So to tie this together for this project, I will set up a 400MB slice size (to mimic what I did with git-annex), and see how dar saves the data and restores it.

Isolated cataloges aren’t strictly necessary for this, but by using them (and/or dar_manager), we can build up a database of files and locations and thus directly compare dar to git-annex location tracking.

Walkthrough: Creating the first archive

As with the git-annex walkthrough, I’ll set some variables to make it easy to remember:

$SOURCEDIR is the directory being backed up
$DRIVE is the directory for backups to be stored in. Since dar can split by a specified size, I don’t need to make separate filesystems to simulate the separate drive experience as I did with git-annex.
$CATDIR will hold isolated catalogs
$DARDB points to the dar_manager database

OK, we can run the backup immediately. No special setup is needed. dar supports both short-form (single-character) parameters and long-form ones. Since the parameters probably aren’t familiar to everyone, I will use the long-form ones in these examples.

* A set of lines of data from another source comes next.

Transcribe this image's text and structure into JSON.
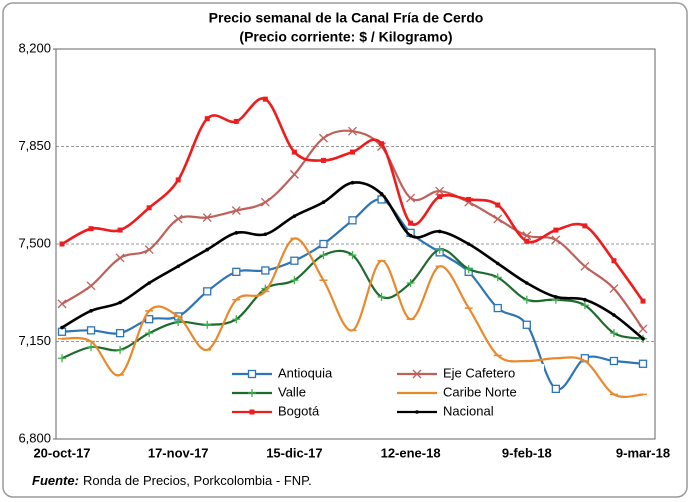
{
  "chart_data": {
    "type": "line",
    "title": "Precio semanal de la Canal Fría de Cerdo",
    "subtitle": "(Precio corriente: $ / Kilogramo)",
    "categories": [
      "20-oct-17",
      null,
      null,
      null,
      "17-nov-17",
      null,
      null,
      null,
      "15-dic-17",
      null,
      null,
      null,
      "12-ene-18",
      null,
      null,
      null,
      "9-feb-18",
      null,
      null,
      null,
      "9-mar-18"
    ],
    "ylim": [
      6800,
      8200
    ],
    "yticks": [
      {
        "value": 6800,
        "label": "6,800"
      },
      {
        "value": 7150,
        "label": "7,150"
      },
      {
        "value": 7500,
        "label": "7,500"
      },
      {
        "value": 7850,
        "label": "7,850"
      },
      {
        "value": 8200,
        "label": "8,200"
      }
    ],
    "grid": true,
    "legend": "bottom",
    "series": [
      {
        "name": "Antioquia",
        "color": "#2e75b6",
        "marker": "square-open",
        "values": [
          7185,
          7190,
          7180,
          7230,
          7240,
          7330,
          7400,
          7405,
          7440,
          7500,
          7585,
          7660,
          7540,
          7470,
          7400,
          7270,
          7210,
          6980,
          7090,
          7080,
          7070
        ]
      },
      {
        "name": "Eje Cafetero",
        "color": "#c0605a",
        "marker": "x",
        "values": [
          7285,
          7350,
          7450,
          7480,
          7590,
          7595,
          7620,
          7650,
          7750,
          7880,
          7905,
          7850,
          7665,
          7690,
          7650,
          7590,
          7530,
          7515,
          7420,
          7340,
          7195
        ]
      },
      {
        "name": "Valle",
        "color": "#1e6b2e",
        "marker": "plus",
        "values": [
          7090,
          7130,
          7120,
          7180,
          7220,
          7210,
          7230,
          7340,
          7370,
          7460,
          7460,
          7310,
          7360,
          7480,
          7410,
          7380,
          7300,
          7300,
          7280,
          7180,
          7160
        ]
      },
      {
        "name": "Caribe Norte",
        "color": "#e8892c",
        "marker": "dash",
        "values": [
          7160,
          7150,
          7030,
          7260,
          7240,
          7120,
          7300,
          7330,
          7520,
          7370,
          7190,
          7440,
          7230,
          7420,
          7270,
          7100,
          7080,
          7090,
          7080,
          6960,
          6960
        ]
      },
      {
        "name": "Bogotá",
        "color": "#ee1c1c",
        "marker": "square",
        "values": [
          7500,
          7555,
          7550,
          7630,
          7730,
          7950,
          7940,
          8020,
          7830,
          7800,
          7830,
          7860,
          7575,
          7670,
          7660,
          7640,
          7510,
          7550,
          7565,
          7440,
          7295
        ]
      },
      {
        "name": "Nacional",
        "color": "#000000",
        "marker": "dot",
        "values": [
          7200,
          7260,
          7290,
          7360,
          7420,
          7480,
          7540,
          7535,
          7600,
          7650,
          7720,
          7680,
          7530,
          7545,
          7500,
          7430,
          7360,
          7310,
          7300,
          7245,
          7160
        ]
      }
    ],
    "source_label": "Fuente:",
    "source": "Ronda de Precios, Porkcolombia - FNP."
  }
}
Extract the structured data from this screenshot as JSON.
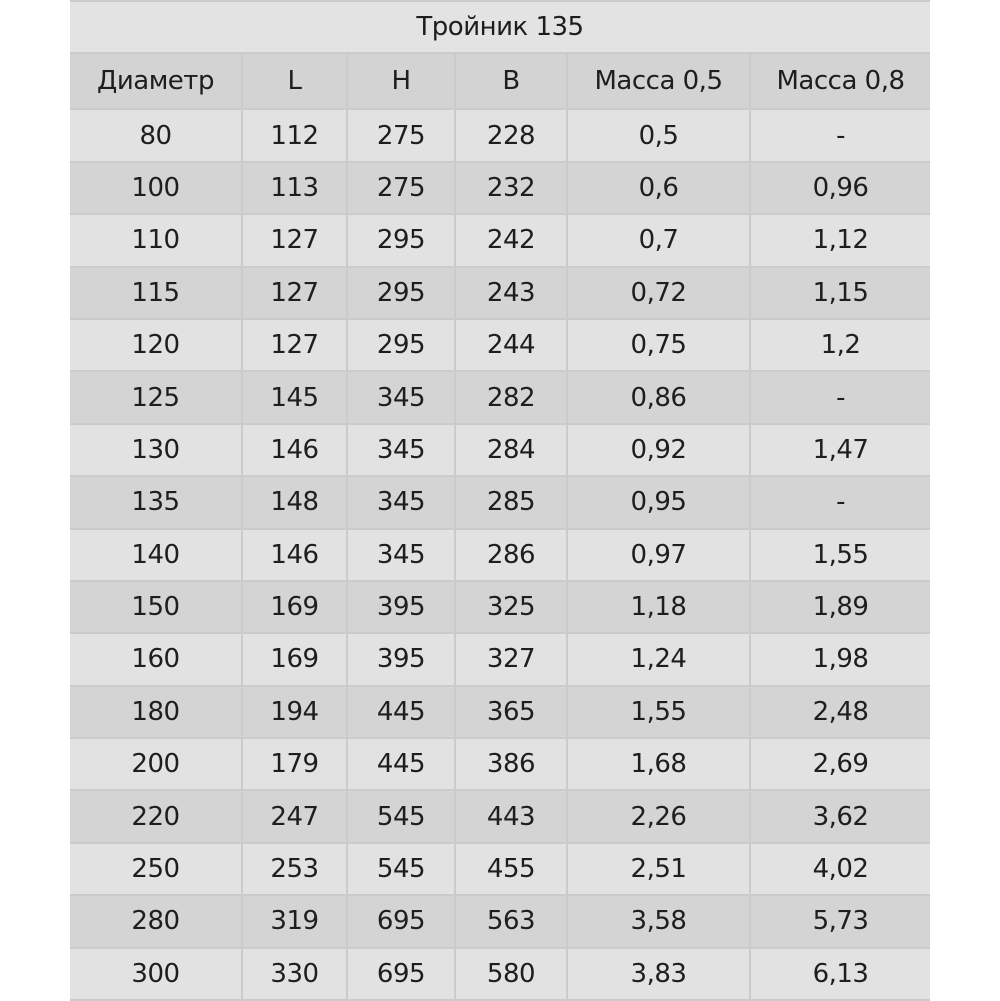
{
  "title": "Тройник 135",
  "columns": [
    "Диаметр",
    "L",
    "H",
    "B",
    "Масса 0,5",
    "Масса 0,8"
  ],
  "rows": [
    [
      "80",
      "112",
      "275",
      "228",
      "0,5",
      "-"
    ],
    [
      "100",
      "113",
      "275",
      "232",
      "0,6",
      "0,96"
    ],
    [
      "110",
      "127",
      "295",
      "242",
      "0,7",
      "1,12"
    ],
    [
      "115",
      "127",
      "295",
      "243",
      "0,72",
      "1,15"
    ],
    [
      "120",
      "127",
      "295",
      "244",
      "0,75",
      "1,2"
    ],
    [
      "125",
      "145",
      "345",
      "282",
      "0,86",
      "-"
    ],
    [
      "130",
      "146",
      "345",
      "284",
      "0,92",
      "1,47"
    ],
    [
      "135",
      "148",
      "345",
      "285",
      "0,95",
      "-"
    ],
    [
      "140",
      "146",
      "345",
      "286",
      "0,97",
      "1,55"
    ],
    [
      "150",
      "169",
      "395",
      "325",
      "1,18",
      "1,89"
    ],
    [
      "160",
      "169",
      "395",
      "327",
      "1,24",
      "1,98"
    ],
    [
      "180",
      "194",
      "445",
      "365",
      "1,55",
      "2,48"
    ],
    [
      "200",
      "179",
      "445",
      "386",
      "1,68",
      "2,69"
    ],
    [
      "220",
      "247",
      "545",
      "443",
      "2,26",
      "3,62"
    ],
    [
      "250",
      "253",
      "545",
      "455",
      "2,51",
      "4,02"
    ],
    [
      "280",
      "319",
      "695",
      "563",
      "3,58",
      "5,73"
    ],
    [
      "300",
      "330",
      "695",
      "580",
      "3,83",
      "6,13"
    ]
  ]
}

Here’s how we create our initial full backup. I’ll explain the parameters below:

$ dar \ --verbose \ --create $DRIVE/bak1 \ --on-fly-isolate $CATDIR/bak1 \ --slice 400M \ --min-digits 2 \ --pause \ --fs-root $SOURCEDIR

Let’s look at each of these parameters:

–verbose does what you expect
–create selects the operation mode (like tar -c) and gives the archive basename
–on-fly-isolate says to write an isolated catalog as well, right while making the archive. You can always create an isolated catalog later (which is fast, since it only needs to read the last bits of the last slice) but it’s more convenient to do it now, so we do. We give the base name for the isolated catalog also.
–slice 400M says to split the archive, and create slices 400MB each.
–min-digits 2 pertains to naming files. Without it, dar would create files named bak1.dar.1, bak1.dar.2, bak1.dar.10, etc. dar works fine with this, but it can be annoying in ls. This is just convenience for humans.
–pause tells dar to pause after writing each slice. This would let us swap drives, burn discs, etc. I do this for demonstration purposes only; it isn’t strictly necessary in this situation. For a more powerful option, dar also supports –execute, which can run commands after each slice.
–fs-root gives the path to actually back up.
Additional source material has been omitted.